Professor Anselm Kamperman Sanders was awarded his PhD from CCLS in 1995. He is now Professor of Intellectual Property Law at Maastrict University and Deputy Judge in the Court of Appeal in the Hague. Find out about his time at CCLS:
During a brief student internship at a Dutch law firm’s office in London, I did some research for my Dutch LLM thesis (Tilburg University) and came across the CCLS library dedicated to intellectual property law (then still at Mile End). Through contact with the staff, I was inspired and persuaded that a PhD at CCLS would be an excellent way to continue my research.
Being awarded a Marie Skłodowska-Curie ‘Human Capital and Mobility’ grant that allowed me to survive financially and finish my PhD. It really was a wonderful recognition for my early publications and research project and testament to the excellent supervision by Professor Gerald Dworking and Alison Firth that I received at CCLS.

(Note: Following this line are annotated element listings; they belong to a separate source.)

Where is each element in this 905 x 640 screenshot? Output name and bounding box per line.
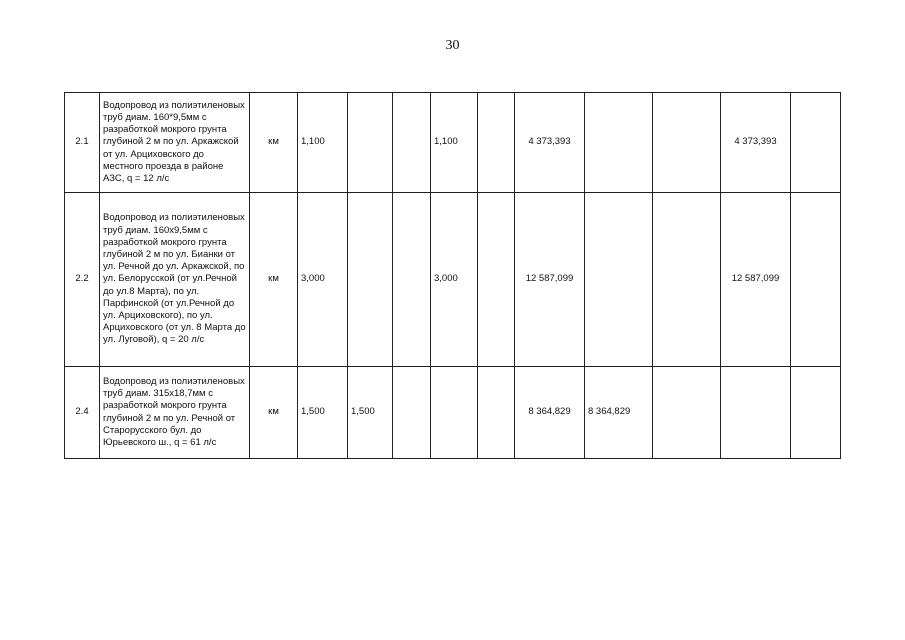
length-year4-cell	[478, 193, 515, 367]
table-row	[65, 367, 841, 459]
cost-year3-cell	[721, 367, 791, 459]
length-year1-cell	[348, 193, 393, 367]
length-year4-cell	[478, 93, 515, 193]
row-number: 2.4	[65, 367, 100, 459]
length-total-cell: 1,100	[298, 93, 348, 193]
work-description: Водопровод из полиэтиленовых труб диам. 160*9,5мм с разработкой мокрого грунта глубиной 2 м по ул. Аркажской от ул. Арциховского до местного проезда в районе АЗС, q = 12 л/с	[100, 93, 250, 193]
length-year1-cell: 1,500	[348, 367, 393, 459]
unit-cell: км	[250, 193, 298, 367]
length-year3-cell	[431, 367, 478, 459]
works-table	[64, 92, 841, 459]
page-number: 30	[445, 38, 460, 53]
table-row	[65, 193, 841, 367]
cost-total-cell: 4 373,393	[515, 93, 585, 193]
length-year2-cell	[393, 193, 431, 367]
cost-year2-cell	[653, 367, 721, 459]
cost-year4-cell	[791, 193, 841, 367]
length-year3-cell: 3,000	[431, 193, 478, 367]
cost-year1-cell	[585, 193, 653, 367]
length-total-cell: 1,500	[298, 367, 348, 459]
cost-year1-cell: 8 364,829	[585, 367, 653, 459]
cost-year1-cell	[585, 93, 653, 193]
length-year2-cell	[393, 93, 431, 193]
cost-year4-cell	[791, 367, 841, 459]
length-year4-cell	[478, 367, 515, 459]
length-year3-cell: 1,100	[431, 93, 478, 193]
cost-total-cell: 8 364,829	[515, 367, 585, 459]
cost-year3-cell: 12 587,099	[721, 193, 791, 367]
unit-cell: км	[250, 367, 298, 459]
length-year2-cell	[393, 367, 431, 459]
length-total-cell: 3,000	[298, 193, 348, 367]
unit-cell: км	[250, 93, 298, 193]
work-description: Водопровод из полиэтиленовых труб диам. 160х9,5мм с разработкой мокрого грунта глубиной 2 м по ул. Бианки от ул. Речной до ул. Аркажской, по ул. Белорусской (от ул.Речной до ул.8 Марта), по ул. Парфинской (от ул.Речной до ул. Арциховского), по ул. Арциховского (от ул. 8 Марта до ул. Луговой), q = 20 л/с	[100, 193, 250, 367]
cost-year3-cell: 4 373,393	[721, 93, 791, 193]
table-row	[65, 93, 841, 193]
work-description: Водопровод из полиэтиленовых труб диам. 315х18,7мм с разработкой мокрого грунта глубиной 2 м по ул. Речной от Старорусского бул. до Юрьевского ш., q = 61 л/с	[100, 367, 250, 459]
cost-year4-cell	[791, 93, 841, 193]
cost-year2-cell	[653, 93, 721, 193]
row-number: 2.1	[65, 93, 100, 193]
length-year1-cell	[348, 93, 393, 193]
cost-total-cell: 12 587,099	[515, 193, 585, 367]
row-number: 2.2	[65, 193, 100, 367]
cost-year2-cell	[653, 193, 721, 367]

The CCLS community has a truly global reach and the participation of QMUL in a Horizon 2020 European Joint Doctorate program, which I am co-coordinating from my current position at Maastricht University shows that this community link is still present. I still feel part of the CCLS community as a result.
The Queen Mary University of London PhD degree was held in high regard and certainly contributed to my academic career, but what’s more, the entire environment stimulated academic rigour, intellectual curiosity and self-reliance.
A PhD in intellectual property law entitled Badges of Trade, the protection of trade marks and related intangibles in unfair competition law, subsequently published as: Unfair Competition Law - the Protection of Intellectual and Industrial Creativity (1997, Clarendon Press, Oxford).